Thursday, June 11, 2015

RECAP: Richard Hoagland's appalling mathematical blunder

        Today I'd like to remind my readers of the dreadful mathematical blunder that Hoagland point-blank refused to discuss with Howard Hughes on 2nd June. I covered this rigorously back on 25th August 2008, but this time I'm going to use a more narrative format. So here's an account of how badly Hoagland botched the rocket equation—but without the equation.

Altitude and velocity
        To achieve Earth orbit, you have to accomplish two separate tasks. First, you have to raise your satellite high enough that it's above the atmosphere. Secondly, you have to propel it horizontally fast enough that it's unable to fall back to Earth under the influence of gravity. The minimums are roughly 120 km and 7 km/sec respectively. Explorer 1, America's first satellite, did much better than the minimums. It went into orbit at an altitude of 357 km and a velocity of 8.215 km/sec. It achieved this with a four-stage rocket. The first stage, a liquid-fueled "stretched" version of the Redstone missile, took care of all of the altitude problem and a little bit of the horizontal velocity. Then, three separate solid-fueled stages took over the task of boosting Explorer to orbital speed.

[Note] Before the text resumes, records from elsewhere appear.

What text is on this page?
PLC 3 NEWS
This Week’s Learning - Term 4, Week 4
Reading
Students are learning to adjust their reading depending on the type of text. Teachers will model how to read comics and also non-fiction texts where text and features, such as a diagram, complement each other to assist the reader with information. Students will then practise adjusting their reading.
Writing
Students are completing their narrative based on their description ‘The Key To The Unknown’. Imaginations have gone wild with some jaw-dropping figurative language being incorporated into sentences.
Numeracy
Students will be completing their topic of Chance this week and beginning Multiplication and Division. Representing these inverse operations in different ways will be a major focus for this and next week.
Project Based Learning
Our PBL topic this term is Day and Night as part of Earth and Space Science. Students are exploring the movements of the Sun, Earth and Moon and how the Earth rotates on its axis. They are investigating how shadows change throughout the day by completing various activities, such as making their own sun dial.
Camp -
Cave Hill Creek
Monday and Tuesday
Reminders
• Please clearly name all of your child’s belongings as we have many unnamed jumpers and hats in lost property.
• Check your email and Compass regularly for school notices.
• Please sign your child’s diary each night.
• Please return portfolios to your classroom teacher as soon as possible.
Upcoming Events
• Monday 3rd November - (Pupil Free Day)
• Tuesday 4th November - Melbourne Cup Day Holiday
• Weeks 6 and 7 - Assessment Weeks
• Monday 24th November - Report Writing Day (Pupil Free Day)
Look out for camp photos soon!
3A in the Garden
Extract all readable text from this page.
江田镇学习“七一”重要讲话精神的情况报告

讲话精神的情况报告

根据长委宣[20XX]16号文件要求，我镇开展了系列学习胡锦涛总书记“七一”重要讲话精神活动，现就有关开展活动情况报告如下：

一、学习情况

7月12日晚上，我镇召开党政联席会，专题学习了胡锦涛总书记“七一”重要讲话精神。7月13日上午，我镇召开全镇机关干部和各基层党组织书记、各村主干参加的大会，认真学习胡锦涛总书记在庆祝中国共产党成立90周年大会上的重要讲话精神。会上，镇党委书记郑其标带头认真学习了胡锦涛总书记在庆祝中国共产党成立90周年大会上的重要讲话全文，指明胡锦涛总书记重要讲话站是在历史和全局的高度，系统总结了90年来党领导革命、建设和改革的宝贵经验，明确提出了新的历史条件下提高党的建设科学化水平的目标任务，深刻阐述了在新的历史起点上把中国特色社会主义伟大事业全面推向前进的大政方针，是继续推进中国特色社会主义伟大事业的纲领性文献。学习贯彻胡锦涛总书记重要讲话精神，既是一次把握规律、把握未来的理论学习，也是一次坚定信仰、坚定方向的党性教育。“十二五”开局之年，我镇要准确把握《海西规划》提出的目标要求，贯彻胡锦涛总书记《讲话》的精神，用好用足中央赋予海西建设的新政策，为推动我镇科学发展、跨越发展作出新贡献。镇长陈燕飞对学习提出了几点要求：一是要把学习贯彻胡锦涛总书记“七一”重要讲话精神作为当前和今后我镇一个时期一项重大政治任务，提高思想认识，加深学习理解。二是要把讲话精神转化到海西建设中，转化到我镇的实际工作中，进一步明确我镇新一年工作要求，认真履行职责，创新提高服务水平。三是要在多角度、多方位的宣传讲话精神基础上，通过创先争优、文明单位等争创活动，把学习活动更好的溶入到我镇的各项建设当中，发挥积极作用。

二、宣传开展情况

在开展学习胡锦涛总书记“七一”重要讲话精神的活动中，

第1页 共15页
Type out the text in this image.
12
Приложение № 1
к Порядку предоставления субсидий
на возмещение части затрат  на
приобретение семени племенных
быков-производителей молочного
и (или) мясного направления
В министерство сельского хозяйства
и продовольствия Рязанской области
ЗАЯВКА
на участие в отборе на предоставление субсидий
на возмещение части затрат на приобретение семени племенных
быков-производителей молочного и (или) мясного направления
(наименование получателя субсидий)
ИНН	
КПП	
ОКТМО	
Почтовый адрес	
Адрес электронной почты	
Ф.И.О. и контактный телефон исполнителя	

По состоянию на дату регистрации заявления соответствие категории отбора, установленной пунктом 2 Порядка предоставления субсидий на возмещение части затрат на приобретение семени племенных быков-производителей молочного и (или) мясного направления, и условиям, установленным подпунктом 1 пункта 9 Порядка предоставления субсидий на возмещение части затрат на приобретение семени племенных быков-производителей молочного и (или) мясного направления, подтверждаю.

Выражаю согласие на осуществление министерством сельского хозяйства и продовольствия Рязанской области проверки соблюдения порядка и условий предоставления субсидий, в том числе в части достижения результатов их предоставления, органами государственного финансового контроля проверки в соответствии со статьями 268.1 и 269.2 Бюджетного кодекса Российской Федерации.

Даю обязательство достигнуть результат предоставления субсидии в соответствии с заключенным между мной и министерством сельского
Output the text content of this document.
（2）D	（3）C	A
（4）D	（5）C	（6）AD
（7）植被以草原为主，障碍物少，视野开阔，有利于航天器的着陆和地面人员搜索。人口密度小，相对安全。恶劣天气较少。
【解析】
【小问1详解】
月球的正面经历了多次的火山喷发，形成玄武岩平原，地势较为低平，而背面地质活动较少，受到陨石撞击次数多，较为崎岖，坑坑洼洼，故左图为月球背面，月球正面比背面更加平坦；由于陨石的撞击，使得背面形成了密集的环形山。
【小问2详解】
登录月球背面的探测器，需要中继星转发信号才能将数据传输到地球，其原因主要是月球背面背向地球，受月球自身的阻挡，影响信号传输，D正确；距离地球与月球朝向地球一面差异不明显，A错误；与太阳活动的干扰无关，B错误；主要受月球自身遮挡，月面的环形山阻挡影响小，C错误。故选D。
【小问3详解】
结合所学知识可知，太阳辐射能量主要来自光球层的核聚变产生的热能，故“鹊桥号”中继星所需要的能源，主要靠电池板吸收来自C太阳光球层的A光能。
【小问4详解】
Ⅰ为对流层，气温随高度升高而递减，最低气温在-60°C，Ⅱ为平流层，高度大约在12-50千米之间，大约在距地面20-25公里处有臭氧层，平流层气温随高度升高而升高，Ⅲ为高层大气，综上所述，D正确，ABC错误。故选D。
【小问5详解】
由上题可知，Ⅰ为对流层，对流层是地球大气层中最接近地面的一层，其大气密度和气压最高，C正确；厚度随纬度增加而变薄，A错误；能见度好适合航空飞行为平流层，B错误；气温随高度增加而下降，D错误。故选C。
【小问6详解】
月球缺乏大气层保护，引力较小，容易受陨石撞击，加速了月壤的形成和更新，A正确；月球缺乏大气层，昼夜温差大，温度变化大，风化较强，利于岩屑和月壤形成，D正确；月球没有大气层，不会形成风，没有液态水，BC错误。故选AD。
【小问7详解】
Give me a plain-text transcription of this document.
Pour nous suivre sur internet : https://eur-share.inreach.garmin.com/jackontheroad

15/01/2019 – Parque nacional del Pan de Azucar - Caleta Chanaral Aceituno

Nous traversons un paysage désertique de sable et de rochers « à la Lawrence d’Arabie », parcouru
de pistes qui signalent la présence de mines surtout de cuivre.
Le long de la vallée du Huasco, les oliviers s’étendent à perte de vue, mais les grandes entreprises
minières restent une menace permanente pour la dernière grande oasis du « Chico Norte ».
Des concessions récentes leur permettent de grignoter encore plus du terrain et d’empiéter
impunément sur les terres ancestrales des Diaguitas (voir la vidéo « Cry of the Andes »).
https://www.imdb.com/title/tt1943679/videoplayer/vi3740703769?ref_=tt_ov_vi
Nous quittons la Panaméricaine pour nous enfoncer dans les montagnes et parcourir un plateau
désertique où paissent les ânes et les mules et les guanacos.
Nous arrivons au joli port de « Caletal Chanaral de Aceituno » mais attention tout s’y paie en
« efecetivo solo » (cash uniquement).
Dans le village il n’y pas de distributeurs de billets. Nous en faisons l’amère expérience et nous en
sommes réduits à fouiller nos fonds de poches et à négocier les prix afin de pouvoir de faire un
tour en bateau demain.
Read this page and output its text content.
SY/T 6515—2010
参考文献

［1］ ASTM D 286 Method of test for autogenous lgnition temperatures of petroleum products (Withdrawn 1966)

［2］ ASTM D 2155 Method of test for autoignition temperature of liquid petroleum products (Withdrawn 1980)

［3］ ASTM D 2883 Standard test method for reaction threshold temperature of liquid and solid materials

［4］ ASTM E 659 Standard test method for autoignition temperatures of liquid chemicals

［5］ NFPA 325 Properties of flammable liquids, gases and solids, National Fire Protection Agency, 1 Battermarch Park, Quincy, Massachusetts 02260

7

        The interesting part, to Hoagland, was that the three upper stages over-performed. The overspeed was 0.197 km/sec (roughly 650 ft/sec in old money). Hoagland suspected that this was more of an over-performance than could be accounted for by variability of normal factors like rocket fuel performance and high-altitude winds. So he sat down to do some calculation.

        The "rocket equation" enables accurate calculation of the velocity contribution of a rocket stage (known as delta-V,) given knowledge of the power of the fuel (measured by what's called the specific impulse) and the mass of the rocket before and after the fuel has done its job. Hoagland's first mistake was that he did one single calculation grouping all three stages together, instead of figuring delta-V stage by stage then adding them up. You can't do that because your result will then ignore the very important point that rocket staging progressively drops off empty stages along the way. That's the whole point of it, really. His second mistake was that he failed to evaluate a logarithm which is at the heart of the equation. It's as if he didn't even notice it.

Howling error
        Well, obviously, he got entirely the wrong answer and it enabled him to state, quite incorrectly, that the velocity excess was more than could be accounted for by those conventional uncertainties I mentioned. He said it was 17%, but the real answer is 4.2%. What that means is that Hoagland's proposition that Wernher Von Braun had "an anti-gravity secret" is pathetically, irretrievably, wrong. Back in 2012, when he was still contributing to his Facebook, he actually acknowledged that his math was faulty but claimed that it didn't matter because the velocity excess was still more than could easily be explained. That, of course, is a lie. And what is truly reprehensible, for someone who has claimed to be a scientist, is that he has never amended the "Von Braun's Secret" web page. Today, it's still as wrong as when he first wrote it in August 2008.

3 comments:

GFP2216 said...

It's hard to imagine Hoagland even understands the calculus of diminishing mass from the expended rocket fuel, which forms the basis of this equation, considering he doesn't understand the significance of the natural log term or account for the dropped rocket stages.

GFP2216 said...

By which I mean Hoagland seems to have missed only one thing about rockets, that rockets exchange mass for speed. That's kind of a rocket's thing. And he's trying to go up against von Braun.

Chris Lopes said...

Whatver Hoagie knows or doesn't know about rockets is beside the point. The minute the error was shown to him (and he agreed it was an error), his refusal to correct it made it a lie, not a mistake. That lie posions everything else he has ever done. Once you have demonstrated a lack of interest in the truth, others tend to believe that truth is not your friend.